Building a Website Clutter Questionnaire

Building a Website Clutter Questionnaire

Clutter, clutter everywhere, nor any questionnaire to measure.

In a previous article, we described our search for a measure of perceived clutter in academic literature and web posts, but we were left unquenched.

We found that the everyday conception of clutter includes two components that suggest different decluttering strategies: the extent to which needed objects (e.g., tools in a toolbox) are disorganized and/or the presence of unnecessary objects (e.g., a candy wrapper in a toolbox). The first situation requires reorganizing the needed objects, while the second requires discarding unnecessary objects.

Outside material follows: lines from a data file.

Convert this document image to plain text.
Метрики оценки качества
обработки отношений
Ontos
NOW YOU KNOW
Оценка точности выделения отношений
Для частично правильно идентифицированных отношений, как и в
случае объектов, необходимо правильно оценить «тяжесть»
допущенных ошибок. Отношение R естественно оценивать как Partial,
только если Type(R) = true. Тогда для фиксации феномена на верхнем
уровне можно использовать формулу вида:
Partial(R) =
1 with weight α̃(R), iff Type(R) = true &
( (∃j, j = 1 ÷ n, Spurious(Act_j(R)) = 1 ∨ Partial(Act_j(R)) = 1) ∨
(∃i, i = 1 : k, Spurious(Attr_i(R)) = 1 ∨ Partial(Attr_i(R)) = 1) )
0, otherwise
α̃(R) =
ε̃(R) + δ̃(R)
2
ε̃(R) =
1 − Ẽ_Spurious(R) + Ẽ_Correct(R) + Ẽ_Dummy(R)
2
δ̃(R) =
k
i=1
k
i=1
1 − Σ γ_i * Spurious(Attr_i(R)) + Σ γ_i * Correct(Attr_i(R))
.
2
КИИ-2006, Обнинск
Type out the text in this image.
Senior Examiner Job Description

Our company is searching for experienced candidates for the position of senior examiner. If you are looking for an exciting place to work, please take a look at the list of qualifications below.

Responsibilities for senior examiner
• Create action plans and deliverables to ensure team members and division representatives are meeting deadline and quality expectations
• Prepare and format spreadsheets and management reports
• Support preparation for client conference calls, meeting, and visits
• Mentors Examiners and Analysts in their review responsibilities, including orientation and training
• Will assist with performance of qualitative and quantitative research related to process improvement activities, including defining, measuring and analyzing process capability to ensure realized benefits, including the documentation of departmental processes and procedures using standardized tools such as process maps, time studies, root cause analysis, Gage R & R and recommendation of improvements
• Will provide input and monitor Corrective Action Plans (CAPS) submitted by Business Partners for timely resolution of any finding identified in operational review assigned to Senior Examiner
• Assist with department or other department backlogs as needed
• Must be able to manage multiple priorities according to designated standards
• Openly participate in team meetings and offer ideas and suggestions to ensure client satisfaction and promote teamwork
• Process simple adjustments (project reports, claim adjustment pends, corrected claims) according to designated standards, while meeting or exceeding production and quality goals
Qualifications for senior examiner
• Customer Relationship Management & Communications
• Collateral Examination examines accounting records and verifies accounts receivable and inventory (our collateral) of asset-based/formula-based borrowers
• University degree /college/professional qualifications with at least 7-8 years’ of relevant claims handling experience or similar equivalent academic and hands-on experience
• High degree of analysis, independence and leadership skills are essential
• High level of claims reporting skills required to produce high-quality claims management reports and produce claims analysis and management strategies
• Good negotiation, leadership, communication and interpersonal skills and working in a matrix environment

The literature in UI design has mostly focused on objectively measuring information displayed on screens (e.g., local density, grouping, feature congestion). We found a published questionnaire for subjective clutter in advanced cockpit displays, but we did not find any standardized questionnaires developed for the measurement of perceived clutter on websites.

So, we decided to develop our own.

The development process for a standardized questionnaire has two major research activities: exploratory and confirmatory. In this article, we focus on the exploratory research.

The Initial Set of Clutter Items

Consistent with the literature we reviewed, we hypothesized that at least two factors might contribute to the perceived clutter of websites: content clutter and design clutter.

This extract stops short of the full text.